その1
あんなに厳しかった残暑も漸く収まったかと思う間もなく、朝夕めっきり冷え込むようになり、街路樹も少しずつ色付き始めました。
やがてその葉を1枚、また1枚と落とし、歩道を埋め尽くす日も近いことでしょう。
秋は広瀬学君の退屈な病院生活に寂しさまで付け加え、ちょっぴり意地悪な季節です。
学君は今朝入院して来た松村美樹ちゃんのことが気になって気になって仕方がありません。
だって美樹ちゃんは、学君の大好きなアイドルタレント、松浦亜弥によく似た明るく聡明そうな雰囲気を持ち、伸びやかで、しなやかそうに見える美少女だったのです。
昼食の後、廊下を歩いている美樹ちゃんを見掛けた学君は、遊んでいた幼児用のテレビゲーム、セガのピコをそのまま放り出して、美樹ちゃんを追い駆け、息を切らしながら話し掛けてみずにはいられませんでした。
「ふぅーっ、ふぅーっ、・・・。

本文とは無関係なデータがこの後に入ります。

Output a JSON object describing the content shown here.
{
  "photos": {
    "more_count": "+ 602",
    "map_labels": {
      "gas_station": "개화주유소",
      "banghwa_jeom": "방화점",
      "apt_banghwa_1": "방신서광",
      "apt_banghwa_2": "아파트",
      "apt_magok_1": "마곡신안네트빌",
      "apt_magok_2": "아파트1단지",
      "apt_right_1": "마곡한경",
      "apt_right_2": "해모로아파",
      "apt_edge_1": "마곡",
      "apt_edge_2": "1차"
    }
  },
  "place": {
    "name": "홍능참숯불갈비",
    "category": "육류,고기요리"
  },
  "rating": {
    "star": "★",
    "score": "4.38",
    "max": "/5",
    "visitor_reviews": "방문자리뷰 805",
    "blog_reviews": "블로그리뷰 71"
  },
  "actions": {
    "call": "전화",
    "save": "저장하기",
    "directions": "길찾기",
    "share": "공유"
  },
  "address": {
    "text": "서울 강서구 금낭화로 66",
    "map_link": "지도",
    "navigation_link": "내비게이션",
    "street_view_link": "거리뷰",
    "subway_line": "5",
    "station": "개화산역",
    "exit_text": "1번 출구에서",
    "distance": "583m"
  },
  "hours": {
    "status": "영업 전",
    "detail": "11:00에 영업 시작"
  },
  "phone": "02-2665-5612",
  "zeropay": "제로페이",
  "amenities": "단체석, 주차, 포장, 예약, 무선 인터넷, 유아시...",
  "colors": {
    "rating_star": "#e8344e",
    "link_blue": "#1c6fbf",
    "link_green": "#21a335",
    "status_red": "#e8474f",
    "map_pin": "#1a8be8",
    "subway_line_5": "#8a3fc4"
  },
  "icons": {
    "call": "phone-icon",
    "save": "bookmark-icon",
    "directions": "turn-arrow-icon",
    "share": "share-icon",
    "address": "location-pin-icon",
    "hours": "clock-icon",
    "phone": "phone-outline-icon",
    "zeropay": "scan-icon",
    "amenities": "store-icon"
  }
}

僕、広瀬、学君です。ドラえもんは大好きなのです! ふぅーっ。お姉ちゃんの名前、何ですか? ふぅーっ」
そんな学君の様子をにこにこしながら見ていた美樹ちゃんは、
「どうしたの? そんなに慌てて。可笑しい! うふっ。こんにちは。私は松村美樹と言うのよ。よろしくね! うふふっ」
と言いながら、ペコンと頭を下げ、また悪戯っぽく笑い掛けました。
それを見た学君は何だか眩しくなって、思わず目を伏せ、黙り込んでしまいます。
暫らくしてから学君が急に心配そうな顔になり、
「僕、治らない病気です。美樹ちゃん、病院、どうして来たの?」
そう言うと、今度は美樹ちゃんが目を伏せ、その薄くピンクに染まった瞼が小刻みに震え出し、やがて涙が頬を伝い落ち始めました。
「どうしたの? 僕、何か悪いこと、言ったのかなあ? 困ったなあ。どうしたら好いのかなあ?」
学君はこれから好きになりそうな美樹ちゃんを泣かせてしまい、おろおろすることしか出来ない自分が何だか情けなくて仕方がありません。
やがて学君も釣られて涙をぽろぽろ零し始めました。
「あら、ごめんなさい。学君まで泣かせてしまって、私って本当に悪いお姉さんね」
美樹ちゃんはそう言いながら、暫らく自分の考えをまとめるように黙り込み、それからおもむろに口を開きました。
「実はお姉さんもね、学君と同じように、・・・、治らない病気なの。でもね、今までは怖くて、学君のように自分の口からは決して言い出せなかった・・・。学君、本当に強いのね!?」
そう言いながら、しっとりと落ち着いた様子で、静かに見詰めて来る美樹ちゃんの澄み切って大きな瞳から放たれる熱い視線をまともに受けて、学君はとっても眩しそうです。
でも、強いと言われてちょっぴり大人になったような感じがし、悪い気はしません。
「そう。僕強いから、ドラえもんのように、美樹ちゃん、守ってあげるのです」
すっかりナイトになった気分です。
「うふふっ。ありがとう・・・。実は私、さっきまで凄く心細かったんだけど、学君にそう言って貰えると、とっても心強いわ。だから、これからよろしく。仲よくしてね!」
☆ ☆ ☆ ☆ ☆
これを書いたのは2003年とあるから、17年前のことで、元にした事実があったのは更に10年ぐらい前、今から数えれば30年近く前のことであった。
強く印象に残ることだったので、これの他にも幾つかの関連する話を書いている。
大分前にここに上げた「季節の終わり」、「そして季節の始まり」もそうである。
勿論、事実とは全く違い、私を元にしたこと以外は似たような話でもない。
しかし、心の中に残った真実はそんなに違っていないような気もする。
この話は数回で終わる短い話なので、週末には終わりそうであるが、お時間と気持ちの余裕があれば、読んでいただけたら幸甚である。
秋と言うこともあるが、私にとって気になっているプロスポーツ、たとえば野球、ゴルフ等がシーズンオフを迎えることもあって、また色々な話を書く時間が出来そうに思えて来た。
と言っても、新しい話はぼちぼちであるが、こうして以前に書いた話を少しずつ見直して行きたい。